Te Anau is one of the gateway townships that lead to the massive Fiordland national park that sits on the far south west of New Zealand. It is still relatively unspoilt in areas and still contains vast stretches of forest untouched by humans since the dawn of the country. Packed with stunning landscapes of mountains, lakes and lush woodland, it attracts masses of tourists every year and although we do leave an impact, it is still fair to say that DOC have done their best to keep much of the area intact.

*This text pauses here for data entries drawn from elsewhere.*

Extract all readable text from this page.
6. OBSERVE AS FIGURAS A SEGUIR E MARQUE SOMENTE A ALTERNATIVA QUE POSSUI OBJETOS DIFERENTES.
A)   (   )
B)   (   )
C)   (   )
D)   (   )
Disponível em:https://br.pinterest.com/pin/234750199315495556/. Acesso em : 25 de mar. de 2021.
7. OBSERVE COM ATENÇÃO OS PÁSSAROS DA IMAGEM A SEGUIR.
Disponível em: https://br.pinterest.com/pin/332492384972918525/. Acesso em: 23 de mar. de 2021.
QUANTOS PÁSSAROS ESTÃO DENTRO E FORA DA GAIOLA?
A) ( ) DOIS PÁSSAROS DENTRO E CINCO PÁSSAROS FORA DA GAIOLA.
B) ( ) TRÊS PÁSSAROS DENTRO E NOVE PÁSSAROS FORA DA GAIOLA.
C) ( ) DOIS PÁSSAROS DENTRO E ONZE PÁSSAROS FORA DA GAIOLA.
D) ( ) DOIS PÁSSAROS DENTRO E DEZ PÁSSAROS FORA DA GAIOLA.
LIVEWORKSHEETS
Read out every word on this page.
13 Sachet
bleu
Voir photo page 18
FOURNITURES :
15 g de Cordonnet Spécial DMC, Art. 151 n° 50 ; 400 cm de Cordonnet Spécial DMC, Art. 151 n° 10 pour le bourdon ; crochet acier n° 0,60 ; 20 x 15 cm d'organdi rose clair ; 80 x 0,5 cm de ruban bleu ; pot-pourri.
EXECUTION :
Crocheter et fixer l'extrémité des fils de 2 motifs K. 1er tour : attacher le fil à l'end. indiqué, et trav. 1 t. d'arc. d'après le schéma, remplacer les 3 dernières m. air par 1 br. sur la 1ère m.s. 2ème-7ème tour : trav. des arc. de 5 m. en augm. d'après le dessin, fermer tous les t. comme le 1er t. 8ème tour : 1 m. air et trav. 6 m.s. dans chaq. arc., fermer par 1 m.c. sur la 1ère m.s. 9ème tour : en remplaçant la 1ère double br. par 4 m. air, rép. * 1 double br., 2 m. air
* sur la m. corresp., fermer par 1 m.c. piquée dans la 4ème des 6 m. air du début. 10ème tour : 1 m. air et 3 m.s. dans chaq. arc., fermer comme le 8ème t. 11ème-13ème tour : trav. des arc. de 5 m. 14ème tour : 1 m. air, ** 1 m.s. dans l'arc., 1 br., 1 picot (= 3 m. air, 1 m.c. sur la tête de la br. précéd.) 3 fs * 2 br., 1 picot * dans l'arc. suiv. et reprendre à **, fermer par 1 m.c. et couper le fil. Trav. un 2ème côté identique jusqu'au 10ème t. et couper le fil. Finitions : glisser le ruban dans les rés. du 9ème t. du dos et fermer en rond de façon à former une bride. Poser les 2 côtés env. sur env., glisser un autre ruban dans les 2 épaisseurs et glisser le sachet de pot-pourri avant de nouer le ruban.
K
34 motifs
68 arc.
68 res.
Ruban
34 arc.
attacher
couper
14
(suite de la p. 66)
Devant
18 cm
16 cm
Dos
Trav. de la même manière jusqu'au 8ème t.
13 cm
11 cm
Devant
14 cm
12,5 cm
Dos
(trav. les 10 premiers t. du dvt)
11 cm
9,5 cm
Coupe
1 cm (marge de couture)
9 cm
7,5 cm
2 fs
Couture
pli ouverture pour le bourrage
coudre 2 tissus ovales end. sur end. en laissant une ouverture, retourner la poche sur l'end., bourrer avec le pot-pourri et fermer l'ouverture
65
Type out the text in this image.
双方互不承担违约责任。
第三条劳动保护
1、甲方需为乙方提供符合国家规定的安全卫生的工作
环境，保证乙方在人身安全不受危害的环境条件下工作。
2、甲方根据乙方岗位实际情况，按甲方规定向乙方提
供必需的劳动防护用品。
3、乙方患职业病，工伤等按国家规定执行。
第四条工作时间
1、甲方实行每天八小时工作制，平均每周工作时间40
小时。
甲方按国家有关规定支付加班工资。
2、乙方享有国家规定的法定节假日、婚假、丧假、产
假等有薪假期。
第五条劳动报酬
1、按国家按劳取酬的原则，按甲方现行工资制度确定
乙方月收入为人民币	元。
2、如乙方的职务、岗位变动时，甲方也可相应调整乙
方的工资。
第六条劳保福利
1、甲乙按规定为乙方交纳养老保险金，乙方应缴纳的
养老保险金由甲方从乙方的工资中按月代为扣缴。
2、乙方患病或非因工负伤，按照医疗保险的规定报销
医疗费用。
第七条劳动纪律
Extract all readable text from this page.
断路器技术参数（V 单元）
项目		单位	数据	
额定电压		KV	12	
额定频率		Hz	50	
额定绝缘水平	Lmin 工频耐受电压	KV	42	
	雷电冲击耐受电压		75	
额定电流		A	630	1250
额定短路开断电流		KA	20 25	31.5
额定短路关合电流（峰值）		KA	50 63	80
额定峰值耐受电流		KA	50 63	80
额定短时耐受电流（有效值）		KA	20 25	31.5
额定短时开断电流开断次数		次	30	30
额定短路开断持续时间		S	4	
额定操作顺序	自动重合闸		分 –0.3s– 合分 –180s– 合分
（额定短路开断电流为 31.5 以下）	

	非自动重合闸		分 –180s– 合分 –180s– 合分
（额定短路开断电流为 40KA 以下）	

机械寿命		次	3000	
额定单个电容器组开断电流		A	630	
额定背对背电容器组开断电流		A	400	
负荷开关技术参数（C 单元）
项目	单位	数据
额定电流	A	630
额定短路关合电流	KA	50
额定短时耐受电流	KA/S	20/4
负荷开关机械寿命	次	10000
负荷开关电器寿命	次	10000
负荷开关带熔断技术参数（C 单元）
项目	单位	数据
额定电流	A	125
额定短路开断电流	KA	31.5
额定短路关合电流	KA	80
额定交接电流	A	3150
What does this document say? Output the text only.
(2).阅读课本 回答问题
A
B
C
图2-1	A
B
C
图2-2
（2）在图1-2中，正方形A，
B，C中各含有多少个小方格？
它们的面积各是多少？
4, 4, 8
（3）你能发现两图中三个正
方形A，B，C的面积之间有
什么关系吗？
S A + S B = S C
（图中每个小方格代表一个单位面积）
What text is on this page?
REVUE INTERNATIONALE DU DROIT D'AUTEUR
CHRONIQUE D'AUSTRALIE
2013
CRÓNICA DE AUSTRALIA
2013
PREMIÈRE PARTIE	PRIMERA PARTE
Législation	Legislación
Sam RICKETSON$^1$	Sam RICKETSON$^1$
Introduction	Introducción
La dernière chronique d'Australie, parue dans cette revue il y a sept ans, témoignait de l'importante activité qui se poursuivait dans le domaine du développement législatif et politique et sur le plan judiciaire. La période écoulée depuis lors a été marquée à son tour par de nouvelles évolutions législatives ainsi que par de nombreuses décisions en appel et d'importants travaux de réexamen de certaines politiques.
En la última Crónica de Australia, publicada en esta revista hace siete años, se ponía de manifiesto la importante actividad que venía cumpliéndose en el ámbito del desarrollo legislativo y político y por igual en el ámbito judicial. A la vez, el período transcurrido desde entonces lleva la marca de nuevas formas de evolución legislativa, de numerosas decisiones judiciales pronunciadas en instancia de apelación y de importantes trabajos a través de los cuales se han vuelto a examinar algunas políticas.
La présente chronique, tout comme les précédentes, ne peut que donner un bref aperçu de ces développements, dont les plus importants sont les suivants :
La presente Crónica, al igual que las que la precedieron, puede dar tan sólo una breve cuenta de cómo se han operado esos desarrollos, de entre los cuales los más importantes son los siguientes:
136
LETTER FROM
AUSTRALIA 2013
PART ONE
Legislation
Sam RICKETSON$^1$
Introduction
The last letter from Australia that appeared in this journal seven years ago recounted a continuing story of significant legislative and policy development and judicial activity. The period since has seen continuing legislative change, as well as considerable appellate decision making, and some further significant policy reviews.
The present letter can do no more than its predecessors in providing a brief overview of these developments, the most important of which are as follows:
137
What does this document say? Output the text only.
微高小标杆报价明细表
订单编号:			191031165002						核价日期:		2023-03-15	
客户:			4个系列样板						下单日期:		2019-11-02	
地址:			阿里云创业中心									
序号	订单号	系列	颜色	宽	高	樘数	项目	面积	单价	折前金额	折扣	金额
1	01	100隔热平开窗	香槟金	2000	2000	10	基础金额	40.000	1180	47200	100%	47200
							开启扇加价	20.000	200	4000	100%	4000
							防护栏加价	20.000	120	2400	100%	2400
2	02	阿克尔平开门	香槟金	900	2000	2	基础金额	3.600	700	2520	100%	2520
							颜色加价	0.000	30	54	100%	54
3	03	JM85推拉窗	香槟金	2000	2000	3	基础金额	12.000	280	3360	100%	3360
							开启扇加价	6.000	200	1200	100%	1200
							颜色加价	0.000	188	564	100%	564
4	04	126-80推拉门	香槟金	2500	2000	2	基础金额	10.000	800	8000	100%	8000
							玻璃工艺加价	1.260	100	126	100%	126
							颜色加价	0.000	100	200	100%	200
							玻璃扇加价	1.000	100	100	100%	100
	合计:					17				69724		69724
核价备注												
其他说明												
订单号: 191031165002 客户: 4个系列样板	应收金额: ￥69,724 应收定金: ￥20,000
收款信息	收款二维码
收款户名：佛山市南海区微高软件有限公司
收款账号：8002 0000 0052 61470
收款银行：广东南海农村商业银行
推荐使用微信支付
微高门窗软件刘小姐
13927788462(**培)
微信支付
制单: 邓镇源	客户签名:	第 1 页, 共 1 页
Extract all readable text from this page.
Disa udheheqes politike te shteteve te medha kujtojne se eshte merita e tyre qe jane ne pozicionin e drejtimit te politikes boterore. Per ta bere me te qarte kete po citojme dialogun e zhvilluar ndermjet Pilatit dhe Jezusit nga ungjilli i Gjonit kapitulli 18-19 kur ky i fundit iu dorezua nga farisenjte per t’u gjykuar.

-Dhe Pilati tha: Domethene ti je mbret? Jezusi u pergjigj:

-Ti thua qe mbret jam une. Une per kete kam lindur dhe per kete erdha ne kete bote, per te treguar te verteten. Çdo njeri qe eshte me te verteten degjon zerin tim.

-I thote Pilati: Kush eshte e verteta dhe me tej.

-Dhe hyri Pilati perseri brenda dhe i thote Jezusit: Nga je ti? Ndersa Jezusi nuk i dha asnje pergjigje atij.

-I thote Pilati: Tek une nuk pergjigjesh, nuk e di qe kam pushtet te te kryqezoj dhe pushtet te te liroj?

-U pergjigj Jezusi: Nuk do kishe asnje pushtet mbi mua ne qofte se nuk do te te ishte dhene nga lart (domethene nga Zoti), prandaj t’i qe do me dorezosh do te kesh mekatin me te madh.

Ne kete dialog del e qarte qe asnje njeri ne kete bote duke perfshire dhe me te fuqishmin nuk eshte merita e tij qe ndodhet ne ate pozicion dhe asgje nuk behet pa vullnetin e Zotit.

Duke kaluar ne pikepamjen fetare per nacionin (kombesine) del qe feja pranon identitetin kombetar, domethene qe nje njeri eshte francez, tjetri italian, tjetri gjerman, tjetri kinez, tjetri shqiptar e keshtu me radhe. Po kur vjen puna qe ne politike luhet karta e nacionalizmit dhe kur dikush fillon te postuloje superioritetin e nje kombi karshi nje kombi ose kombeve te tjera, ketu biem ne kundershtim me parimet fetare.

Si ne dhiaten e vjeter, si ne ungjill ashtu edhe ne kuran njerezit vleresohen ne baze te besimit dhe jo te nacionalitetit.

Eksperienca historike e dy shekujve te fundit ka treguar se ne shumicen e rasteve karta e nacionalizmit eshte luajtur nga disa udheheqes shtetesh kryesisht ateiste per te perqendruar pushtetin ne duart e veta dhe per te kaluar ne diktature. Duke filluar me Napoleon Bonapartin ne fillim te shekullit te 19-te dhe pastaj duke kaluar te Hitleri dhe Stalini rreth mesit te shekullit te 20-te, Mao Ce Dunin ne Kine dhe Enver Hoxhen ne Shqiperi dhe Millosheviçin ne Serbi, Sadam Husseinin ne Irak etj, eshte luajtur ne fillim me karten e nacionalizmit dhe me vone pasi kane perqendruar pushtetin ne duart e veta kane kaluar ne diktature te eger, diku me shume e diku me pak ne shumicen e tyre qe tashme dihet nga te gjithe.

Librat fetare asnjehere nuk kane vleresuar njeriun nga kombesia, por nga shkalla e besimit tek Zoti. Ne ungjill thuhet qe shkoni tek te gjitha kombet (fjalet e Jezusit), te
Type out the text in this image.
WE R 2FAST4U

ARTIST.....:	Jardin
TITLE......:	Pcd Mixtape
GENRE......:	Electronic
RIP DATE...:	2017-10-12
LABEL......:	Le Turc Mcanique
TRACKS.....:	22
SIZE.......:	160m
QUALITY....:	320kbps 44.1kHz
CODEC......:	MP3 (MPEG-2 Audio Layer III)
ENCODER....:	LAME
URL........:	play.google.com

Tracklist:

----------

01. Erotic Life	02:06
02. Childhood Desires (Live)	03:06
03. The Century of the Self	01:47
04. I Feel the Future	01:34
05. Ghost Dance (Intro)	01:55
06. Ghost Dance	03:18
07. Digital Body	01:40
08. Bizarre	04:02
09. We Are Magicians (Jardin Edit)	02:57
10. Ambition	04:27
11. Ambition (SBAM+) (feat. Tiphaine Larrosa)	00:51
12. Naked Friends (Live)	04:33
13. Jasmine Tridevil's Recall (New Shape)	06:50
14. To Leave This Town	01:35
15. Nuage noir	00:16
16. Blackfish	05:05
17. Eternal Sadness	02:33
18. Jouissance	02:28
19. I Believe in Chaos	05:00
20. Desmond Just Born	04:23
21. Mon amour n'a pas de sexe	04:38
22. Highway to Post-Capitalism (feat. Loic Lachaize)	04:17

We booked onto a tour from Te Anau to Milford Sound on our penultimate day in the national park and we were treated to fine weather and a really good tour guide. We were chatting with him about our upcoming trip to Borneo and he explained how he and his wife had been here and they hired a car and saw lots of the island that way. We decided it was food for thought. He also told us how sad it was to drive through the thousands of acres of Palm-Oil groves here, where there used to be jungle (more on that later). The tour took us on a winding road through ancient forests of beech and over crystal clear waters, past enormous avalanche piles on both sides of the highway and these served as a reminder as to how lucky we were with the sunny conditions that day. That highway is the only road in or out of Milford Sound and due to the large amounts of tourist buses going through, up to 150 per/day in the summer months, they do a pretty good job of keeping it clear.
The Mirror Lakes on the road to Milford Sound

Avalanche area!

The road ahead - a bit chilly

On arrival at the ferry terminal, they tried to sell plane and chopper tickets to us for our return journeys, with prices starting from as little as $600 for around 35 seconds in the air I estimated. They do make their money! Once herded onto one of the massive boats, the 2.5 hour trip around Milford Sound began. I had heard it stated that it is impossible to describe the beauty of Fiordland because of it’s immense scale; powerful waterfalls, 2,000 metres to the bottom of the Fiord, 1,500 metres to the top of the mountains, dolphins, penguins, fur seals… You get the general picture. Had Mel and I had a little more time on our hands, I think we would have spent the night there though, so that we would have a chance to see all these things without the other tourists. There were people on that ferry who didn’t even go outside to look at it all. The was a young boy of around 12 who sat and read his book for the entire journey, a spiteful look on his face, and everywhere, the sound of digital cameras turning off/on/off/on. People spend more time photographing things of interest and outstanding natural beauty than they do looking at them. Why travel at all if this is your obsession? We had a brilliant time, don’t get me wrong, It’s just people I don’t understand at times. Over the last few years, the same thing had been happening during every event imaginable. Kids filming other kids getting beaten in the classrooms, people fighting to get the front at a Kings of Leon gig to watch the entire thing through their blue-screened little touch phone, after the riots in Tottenham, people meeting and greeting the Prince of Wales, not even looking at his face in case they missed a chance to capture it for their Facebook or Youtube site. I must be getting old or out of touch, but does anyone else out there agree that we should think about enjoying the reality of things a bit more again? My point being that Milford Sound can only, truly be experienced through your own senses, any effort on my part to seriously describe it can only fail – go and see it for yourself and you’ll see what I mean. Failing that, check out the photos and smell my hypocrisy.





Mel and I were really pleased we took in the national park and we felt rested after being confined to our room for the vast majority of that week. Just as well really, as we were about to head up to the shaky city on a 10 hour coach journey the following morning.